Twitter’s had a lot of discussion about some interesting issues in the last week. Here’s some thoughts on student use of AI tools, use of automated transcription, and false equivalency bias.


Yes. There are lots of ways that students can deceive faculty. New technology like the AI writing and art tools can certainly do so. But so can girl/boyfriends, greek system archives, and purchased help. The real solution is to know your student’s writing style (which really only occurs in upper-division classes) so you can tell when it wasn’t written by them.


There are a lot of tools out there to automate interview transcription. But as the author of this list points out, there can also be real privacy concerns about what the transcription services do with their data (your data that’s become theirs). Also, there is a lot to be said for transcribing the recordings yourself – that’s how you really get to know what’s in the interview. But, I understand, there isn’t always time for that.

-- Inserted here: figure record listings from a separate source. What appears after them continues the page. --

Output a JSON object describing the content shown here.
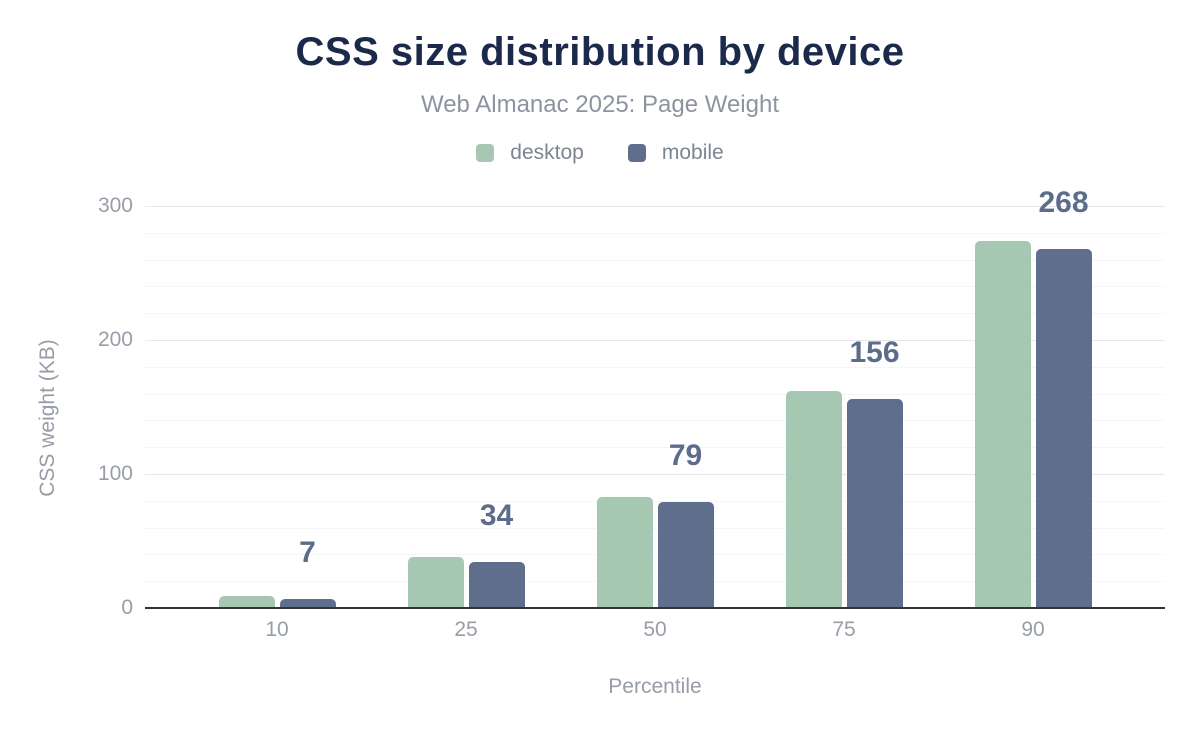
{
  "header": {
    "title": "CSS size distribution by device",
    "subtitle": "Web Almanac 2025: Page Weight"
  },
  "chart_data": {
    "type": "bar",
    "title": "CSS size distribution by device",
    "subtitle": "Web Almanac 2025: Page Weight",
    "categories": [
      "10",
      "25",
      "50",
      "75",
      "90"
    ],
    "series": [
      {
        "name": "desktop",
        "color": "#a6c8b3",
        "values": [
          9,
          38,
          83,
          162,
          274
        ]
      },
      {
        "name": "mobile",
        "color": "#5e6e8c",
        "values": [
          7,
          34,
          79,
          156,
          268
        ]
      }
    ],
    "data_labels": {
      "series": "mobile",
      "values": [
        "7",
        "34",
        "79",
        "156",
        "268"
      ],
      "color": "#5c6c8b"
    },
    "xlabel": "Percentile",
    "ylabel": "CSS weight (KB)",
    "yticks": [
      0,
      100,
      200,
      300
    ],
    "ylim": [
      0,
      312
    ],
    "grid": {
      "minor_step": 20,
      "major_step": 100,
      "minor_color": "#f5f5f7",
      "major_color": "#e8e8ec"
    },
    "legend_position": "top",
    "axis_line_color": "#343438",
    "title_color": "#1b2a4a",
    "subtitle_color": "#8d939f",
    "tick_color": "#989ea7"
  }
}
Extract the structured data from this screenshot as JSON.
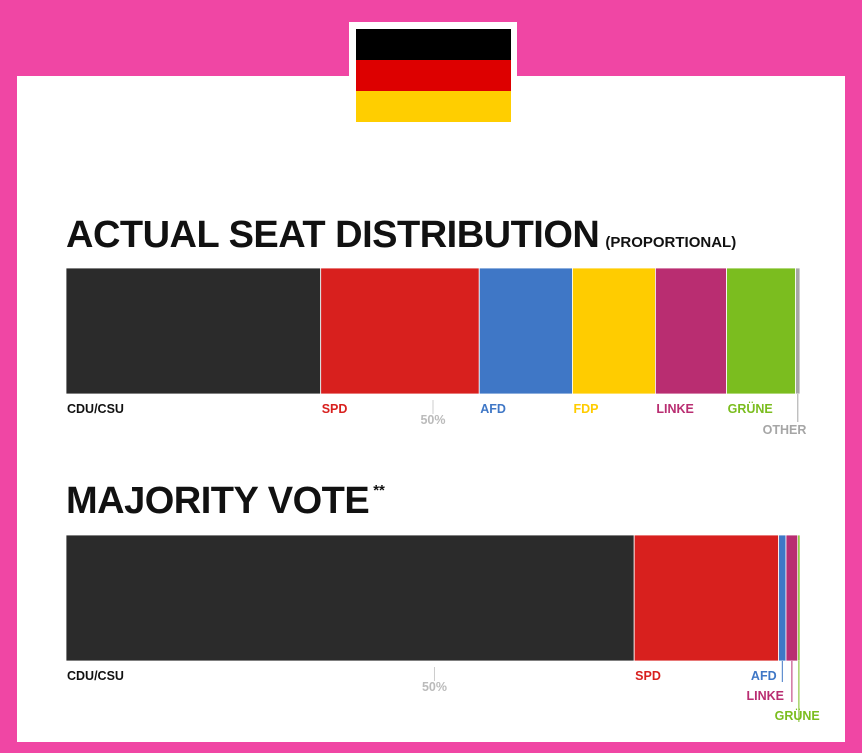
{
  "flag": {
    "name": "germany-flag",
    "colors": [
      "#000000",
      "#dd0000",
      "#ffce00"
    ]
  },
  "heading1": {
    "main": "ACTUAL SEAT DISTRIBUTION",
    "sub": "(PROPORTIONAL)"
  },
  "heading2": {
    "main": "MAJORITY VOTE",
    "sup": "**"
  },
  "chart_data": [
    {
      "type": "bar",
      "orientation": "horizontal-stacked",
      "title": "ACTUAL SEAT DISTRIBUTION (PROPORTIONAL)",
      "unit": "percent",
      "midline_label": "50%",
      "midline_value": 50,
      "series": [
        {
          "name": "CDU/CSU",
          "value": 34.7,
          "color": "#2b2b2b"
        },
        {
          "name": "SPD",
          "value": 21.6,
          "color": "#d8201e"
        },
        {
          "name": "AFD",
          "value": 12.7,
          "color": "#3f77c6"
        },
        {
          "name": "FDP",
          "value": 11.3,
          "color": "#ffcc00"
        },
        {
          "name": "LINKE",
          "value": 9.7,
          "color": "#b92d71"
        },
        {
          "name": "GRÜNE",
          "value": 9.4,
          "color": "#7bbd1f"
        },
        {
          "name": "OTHER",
          "value": 0.6,
          "color": "#a6a6a6"
        }
      ]
    },
    {
      "type": "bar",
      "orientation": "horizontal-stacked",
      "title": "MAJORITY VOTE **",
      "unit": "percent",
      "midline_label": "50%",
      "midline_value": 50,
      "series": [
        {
          "name": "CDU/CSU",
          "value": 77.1,
          "color": "#2b2b2b"
        },
        {
          "name": "SPD",
          "value": 19.6,
          "color": "#d8201e"
        },
        {
          "name": "AFD",
          "value": 1.0,
          "color": "#3f77c6"
        },
        {
          "name": "LINKE",
          "value": 1.6,
          "color": "#b92d71"
        },
        {
          "name": "GRÜNE",
          "value": 0.3,
          "color": "#7bbd1f"
        }
      ]
    }
  ]
}
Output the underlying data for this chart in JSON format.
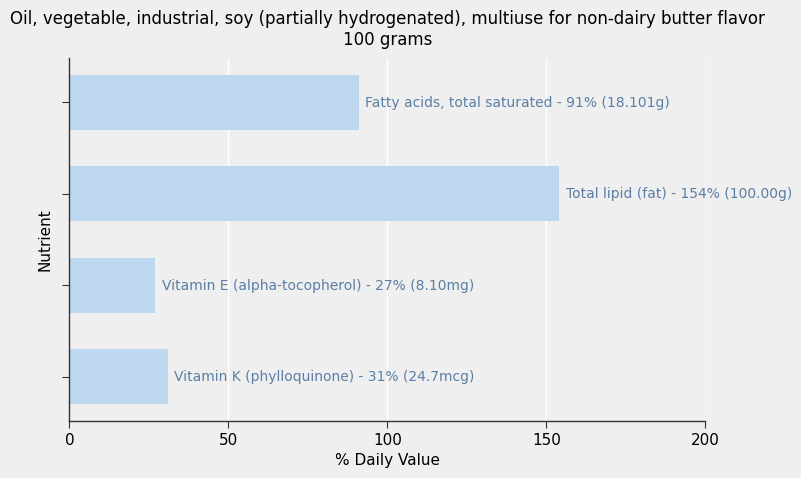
{
  "title": "Oil, vegetable, industrial, soy (partially hydrogenated), multiuse for non-dairy butter flavor\n100 grams",
  "xlabel": "% Daily Value",
  "ylabel": "Nutrient",
  "bar_color": "#bdd7ee",
  "background_color": "#efefef",
  "xlim": [
    0,
    200
  ],
  "xticks": [
    0,
    50,
    100,
    150,
    200
  ],
  "categories": [
    "Vitamin K (phylloquinone)",
    "Vitamin E (alpha-tocopherol)",
    "Total lipid (fat)",
    "Fatty acids, total saturated"
  ],
  "values": [
    31,
    27,
    154,
    91
  ],
  "labels": [
    "Vitamin K (phylloquinone) - 31% (24.7mcg)",
    "Vitamin E (alpha-tocopherol) - 27% (8.10mg)",
    "Total lipid (fat) - 154% (100.00g)",
    "Fatty acids, total saturated - 91% (18.101g)"
  ],
  "label_color": "#5b7fa6",
  "title_fontsize": 12,
  "axis_label_fontsize": 11,
  "tick_fontsize": 11,
  "bar_label_fontsize": 10,
  "grid_color": "#ffffff",
  "spine_color": "#333333"
}
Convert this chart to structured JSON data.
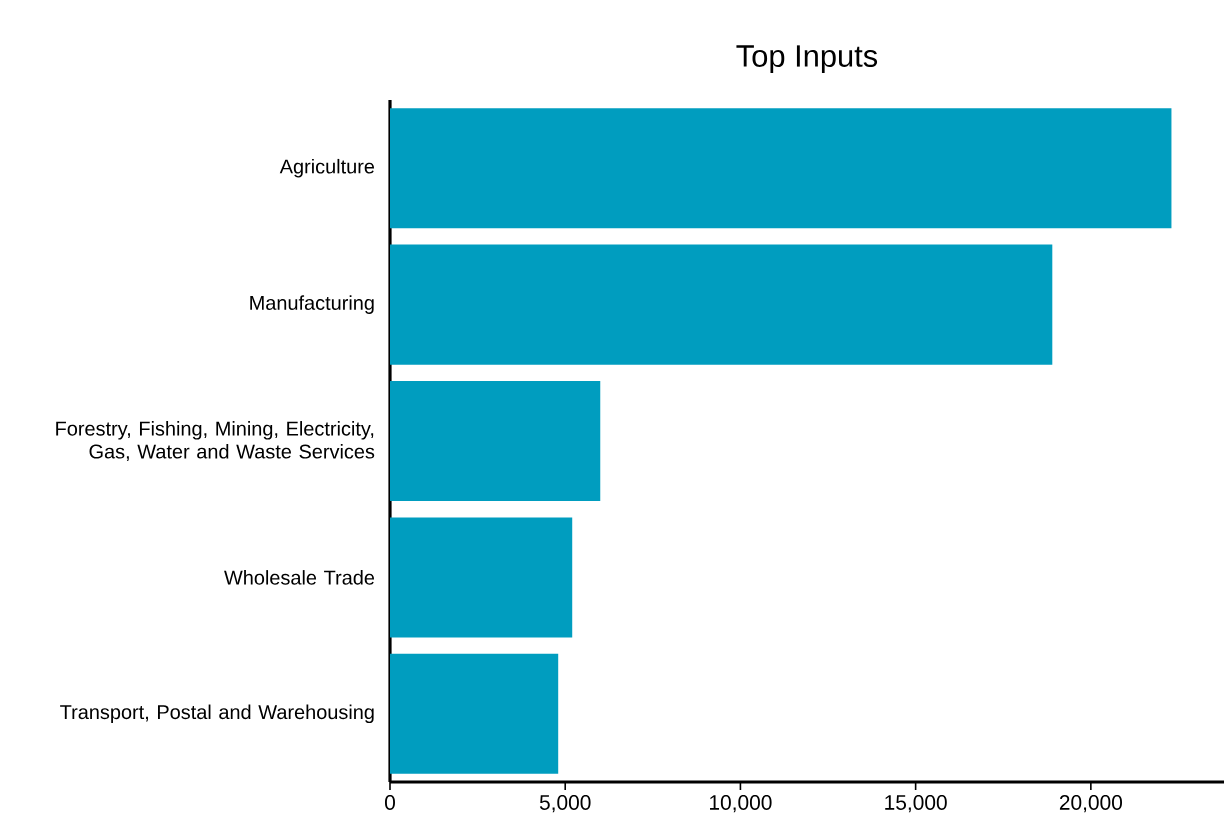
{
  "chart_data": {
    "type": "bar",
    "orientation": "horizontal",
    "title": "Top Inputs",
    "categories": [
      "Agriculture",
      "Manufacturing",
      "Forestry, Fishing, Mining, Electricity, Gas, Water and Waste Services",
      "Wholesale Trade",
      "Transport, Postal and Warehousing"
    ],
    "values": [
      22300,
      18900,
      6000,
      5200,
      4800
    ],
    "color": "#009dbf",
    "xlim": [
      0,
      23800
    ],
    "xticks": [
      0,
      {
        "value": 5000,
        "label": "5,000"
      },
      {
        "value": 10000,
        "label": "10,000"
      },
      {
        "value": 15000,
        "label": "15,000"
      },
      {
        "value": 20000,
        "label": "20,000"
      }
    ],
    "grid": false
  }
}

Journalists are terrified of being accused of being biased. We need to get over it. No matter what we do, we will be accused of being biased. But here’s the truth – both sides are not always (perhaps only rarely) equivalent. In the case of the debt limit – one side wants to have a clean raise of the debt limit. One side wants to threaten to crash through it. (To be fair, if the Democrats had been serious about really wanting to make the problem go away, they could have done so, or at least tried to do so, during the lame duck session.)